Когда в селе объявили о начале мировой войны – Иван принял эту новость как нечто стороннее. Потом ему написал однополчанин, прапорщик Тихомиров, о том, что почти вся гвардия пала смертью храбрых в первых же сражениях. Потом сообщили об отречении Государя, начале гражданской войны. Потом дошли слухи о расстреле Царя и святого семейства. Иван, не скрываясь, напивался в лоскуты и рыдал во весь голос. С приходом в село каждой горькой новости, словно часть души Ивана выгорала. Он стал с раздражением поглядывать на сельскую церковь, обходить отца Георгия за версту, почти каждый вечер за ужином пил горькую, а молиться и вовсе перестал. Сидел часами до глубокой ночи, стонал, выл, ворчал:
«Ну, ладно бар–растабар, князьёв–графьёв – они и в церкви на обедне смеялись, и не постились, и Царя не почитали, насмотрелся на них… Ну, ладно нехристи разные – с них и спрос невелик… Но за что Ты своих крестьян–христиан позволяешь убивать–грабить?

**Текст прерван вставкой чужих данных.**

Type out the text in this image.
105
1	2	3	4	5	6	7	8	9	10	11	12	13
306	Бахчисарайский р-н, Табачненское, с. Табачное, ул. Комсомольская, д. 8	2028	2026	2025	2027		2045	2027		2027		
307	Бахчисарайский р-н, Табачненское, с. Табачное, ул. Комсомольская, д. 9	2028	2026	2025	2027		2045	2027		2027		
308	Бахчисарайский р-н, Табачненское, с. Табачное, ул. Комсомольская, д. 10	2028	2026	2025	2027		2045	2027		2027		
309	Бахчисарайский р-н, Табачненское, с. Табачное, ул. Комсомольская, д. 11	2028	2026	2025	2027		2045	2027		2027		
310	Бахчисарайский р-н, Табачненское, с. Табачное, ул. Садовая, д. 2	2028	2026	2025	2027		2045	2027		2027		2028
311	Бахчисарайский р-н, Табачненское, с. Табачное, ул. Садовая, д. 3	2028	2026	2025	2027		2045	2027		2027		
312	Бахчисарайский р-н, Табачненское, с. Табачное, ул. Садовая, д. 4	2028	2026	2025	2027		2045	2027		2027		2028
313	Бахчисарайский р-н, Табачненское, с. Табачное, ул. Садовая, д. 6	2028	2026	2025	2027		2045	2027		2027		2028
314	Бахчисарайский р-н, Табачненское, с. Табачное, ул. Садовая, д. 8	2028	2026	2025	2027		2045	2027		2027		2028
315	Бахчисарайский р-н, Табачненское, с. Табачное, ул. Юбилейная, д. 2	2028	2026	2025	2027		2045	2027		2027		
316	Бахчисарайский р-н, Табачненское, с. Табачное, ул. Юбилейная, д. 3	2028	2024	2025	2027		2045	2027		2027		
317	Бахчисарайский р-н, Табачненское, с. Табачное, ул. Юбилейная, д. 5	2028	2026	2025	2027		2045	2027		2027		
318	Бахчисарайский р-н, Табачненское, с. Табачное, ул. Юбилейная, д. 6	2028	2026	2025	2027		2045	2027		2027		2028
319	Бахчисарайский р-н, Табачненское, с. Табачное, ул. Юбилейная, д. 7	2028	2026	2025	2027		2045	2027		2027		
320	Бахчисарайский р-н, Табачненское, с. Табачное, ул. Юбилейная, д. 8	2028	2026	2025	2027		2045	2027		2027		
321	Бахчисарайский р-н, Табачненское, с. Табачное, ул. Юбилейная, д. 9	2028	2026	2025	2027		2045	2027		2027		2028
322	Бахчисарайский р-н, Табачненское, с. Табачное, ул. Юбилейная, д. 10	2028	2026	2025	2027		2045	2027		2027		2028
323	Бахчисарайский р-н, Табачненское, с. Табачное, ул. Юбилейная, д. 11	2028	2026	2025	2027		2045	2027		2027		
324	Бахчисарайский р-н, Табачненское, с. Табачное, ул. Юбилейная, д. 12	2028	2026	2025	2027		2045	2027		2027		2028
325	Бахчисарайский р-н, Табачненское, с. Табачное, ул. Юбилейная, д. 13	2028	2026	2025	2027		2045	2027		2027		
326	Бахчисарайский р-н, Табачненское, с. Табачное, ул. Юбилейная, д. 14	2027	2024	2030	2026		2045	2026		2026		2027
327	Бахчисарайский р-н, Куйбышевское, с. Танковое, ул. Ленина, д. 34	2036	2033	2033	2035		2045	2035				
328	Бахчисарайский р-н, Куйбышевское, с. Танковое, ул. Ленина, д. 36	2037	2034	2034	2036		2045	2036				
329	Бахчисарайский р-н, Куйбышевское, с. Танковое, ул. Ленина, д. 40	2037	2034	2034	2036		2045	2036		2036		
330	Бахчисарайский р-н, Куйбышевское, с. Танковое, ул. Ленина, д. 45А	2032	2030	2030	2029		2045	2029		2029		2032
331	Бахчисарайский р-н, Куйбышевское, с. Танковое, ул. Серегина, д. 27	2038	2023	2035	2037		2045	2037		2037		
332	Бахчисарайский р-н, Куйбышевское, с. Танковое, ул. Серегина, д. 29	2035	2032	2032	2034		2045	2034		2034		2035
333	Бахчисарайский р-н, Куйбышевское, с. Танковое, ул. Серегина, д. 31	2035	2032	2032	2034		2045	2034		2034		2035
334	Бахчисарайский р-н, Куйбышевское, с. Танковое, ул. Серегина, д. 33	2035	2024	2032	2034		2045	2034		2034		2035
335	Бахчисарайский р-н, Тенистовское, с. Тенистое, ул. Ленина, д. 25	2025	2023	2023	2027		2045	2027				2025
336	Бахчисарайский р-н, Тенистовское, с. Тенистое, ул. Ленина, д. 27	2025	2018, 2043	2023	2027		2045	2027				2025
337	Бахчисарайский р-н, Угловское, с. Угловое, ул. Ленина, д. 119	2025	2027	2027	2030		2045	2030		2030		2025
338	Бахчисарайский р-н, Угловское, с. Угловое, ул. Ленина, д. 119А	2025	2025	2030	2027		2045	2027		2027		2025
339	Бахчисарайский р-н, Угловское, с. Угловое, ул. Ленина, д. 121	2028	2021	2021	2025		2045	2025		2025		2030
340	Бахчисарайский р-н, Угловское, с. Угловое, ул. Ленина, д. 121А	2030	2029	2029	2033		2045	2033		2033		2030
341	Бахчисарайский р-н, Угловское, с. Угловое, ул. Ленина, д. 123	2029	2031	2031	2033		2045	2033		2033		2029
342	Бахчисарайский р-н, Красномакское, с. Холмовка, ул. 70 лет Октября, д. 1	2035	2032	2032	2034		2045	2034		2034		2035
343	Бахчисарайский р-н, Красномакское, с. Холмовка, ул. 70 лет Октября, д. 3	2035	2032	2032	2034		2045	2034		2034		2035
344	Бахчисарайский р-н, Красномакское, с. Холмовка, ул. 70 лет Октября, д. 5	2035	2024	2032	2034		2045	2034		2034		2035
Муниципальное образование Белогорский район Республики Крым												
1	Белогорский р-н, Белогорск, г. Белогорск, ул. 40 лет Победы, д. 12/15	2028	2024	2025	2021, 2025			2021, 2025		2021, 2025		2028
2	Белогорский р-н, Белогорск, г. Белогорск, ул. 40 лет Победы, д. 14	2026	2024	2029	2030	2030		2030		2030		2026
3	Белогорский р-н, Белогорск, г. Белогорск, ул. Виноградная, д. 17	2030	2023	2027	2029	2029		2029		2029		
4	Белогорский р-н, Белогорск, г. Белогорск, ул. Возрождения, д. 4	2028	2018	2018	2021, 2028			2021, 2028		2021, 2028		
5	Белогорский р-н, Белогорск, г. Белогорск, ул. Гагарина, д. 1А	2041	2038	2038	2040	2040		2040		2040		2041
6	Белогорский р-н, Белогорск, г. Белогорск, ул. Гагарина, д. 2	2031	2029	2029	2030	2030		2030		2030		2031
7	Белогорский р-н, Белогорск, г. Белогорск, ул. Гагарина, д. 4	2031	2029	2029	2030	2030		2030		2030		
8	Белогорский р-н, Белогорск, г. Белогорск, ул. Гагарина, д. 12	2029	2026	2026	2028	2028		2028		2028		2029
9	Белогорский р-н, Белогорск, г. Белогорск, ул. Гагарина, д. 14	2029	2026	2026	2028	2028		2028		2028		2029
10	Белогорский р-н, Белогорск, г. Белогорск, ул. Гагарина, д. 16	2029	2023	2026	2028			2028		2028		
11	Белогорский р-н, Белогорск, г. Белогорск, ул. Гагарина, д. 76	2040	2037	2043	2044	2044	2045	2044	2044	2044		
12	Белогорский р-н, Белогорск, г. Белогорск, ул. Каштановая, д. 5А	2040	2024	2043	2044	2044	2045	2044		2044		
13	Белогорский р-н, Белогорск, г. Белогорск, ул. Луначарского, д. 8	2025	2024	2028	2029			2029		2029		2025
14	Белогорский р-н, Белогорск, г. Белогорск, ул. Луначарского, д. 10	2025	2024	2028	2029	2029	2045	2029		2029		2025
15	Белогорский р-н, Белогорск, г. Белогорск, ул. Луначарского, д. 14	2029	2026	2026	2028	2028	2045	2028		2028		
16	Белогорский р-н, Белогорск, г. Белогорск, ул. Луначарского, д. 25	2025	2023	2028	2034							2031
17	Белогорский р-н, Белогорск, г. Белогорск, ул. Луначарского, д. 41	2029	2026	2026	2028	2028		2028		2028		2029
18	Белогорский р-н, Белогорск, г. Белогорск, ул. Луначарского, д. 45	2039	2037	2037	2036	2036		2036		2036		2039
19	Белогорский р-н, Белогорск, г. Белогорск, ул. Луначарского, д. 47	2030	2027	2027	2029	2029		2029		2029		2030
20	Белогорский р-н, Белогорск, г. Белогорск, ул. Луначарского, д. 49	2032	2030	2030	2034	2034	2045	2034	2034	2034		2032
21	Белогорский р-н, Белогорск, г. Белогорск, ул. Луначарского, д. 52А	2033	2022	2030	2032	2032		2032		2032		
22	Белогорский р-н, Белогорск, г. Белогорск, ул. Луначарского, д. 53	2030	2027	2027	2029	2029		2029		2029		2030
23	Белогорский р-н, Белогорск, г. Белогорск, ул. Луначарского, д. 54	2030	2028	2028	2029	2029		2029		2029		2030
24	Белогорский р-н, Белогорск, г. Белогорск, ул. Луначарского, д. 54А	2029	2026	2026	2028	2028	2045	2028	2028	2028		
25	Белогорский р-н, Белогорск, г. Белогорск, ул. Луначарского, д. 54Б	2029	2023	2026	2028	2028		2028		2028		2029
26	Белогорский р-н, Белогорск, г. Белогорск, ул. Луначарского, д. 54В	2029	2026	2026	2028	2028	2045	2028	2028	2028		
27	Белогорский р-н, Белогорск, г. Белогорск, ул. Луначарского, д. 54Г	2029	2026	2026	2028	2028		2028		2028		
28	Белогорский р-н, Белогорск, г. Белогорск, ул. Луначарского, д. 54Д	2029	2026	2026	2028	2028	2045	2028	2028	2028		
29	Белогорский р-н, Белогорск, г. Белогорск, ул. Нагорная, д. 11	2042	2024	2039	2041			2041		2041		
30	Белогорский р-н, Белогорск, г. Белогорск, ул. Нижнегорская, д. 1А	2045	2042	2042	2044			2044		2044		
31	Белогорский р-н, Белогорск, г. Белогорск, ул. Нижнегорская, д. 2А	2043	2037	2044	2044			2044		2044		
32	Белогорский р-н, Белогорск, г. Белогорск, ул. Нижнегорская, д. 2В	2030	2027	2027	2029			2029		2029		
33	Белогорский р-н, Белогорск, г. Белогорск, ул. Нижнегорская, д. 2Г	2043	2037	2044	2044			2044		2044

Если я отец детям своим и этой… прости Господи… муж, то разве я позволю какому‑то Шурке или другому вражине их бить–обижать? Разве я отниму у детей хлеб, чтобы отдать свиньям? Я же отец! Я за них совестью отвечаю!.. А Ты!.. Что смотришь и ничего не делаешь? Вся земля русская уж кровью пропиталась, скоро зеленая трава красной будет. Реки от слез наших горьких солеными станут!.. А Ты блаженствуешь в своем царстве, где нет ни слез, ни крови, ни боли – а до нас Тебе и дела нет!.. Ох, кабы не дети, убил бы себя, что за жизнь такая? Уж лучше бы мне не родиться…»
Однажды, видя как муж с каждым днем все ниже опускается в трясину отчаяния, Дуня попыталась усовестить Ивана, да получила легонечко мужниным кулаком по скуле – и отлетела к стене. С тех пор они стали жить как чужие, каждый в свою сторону.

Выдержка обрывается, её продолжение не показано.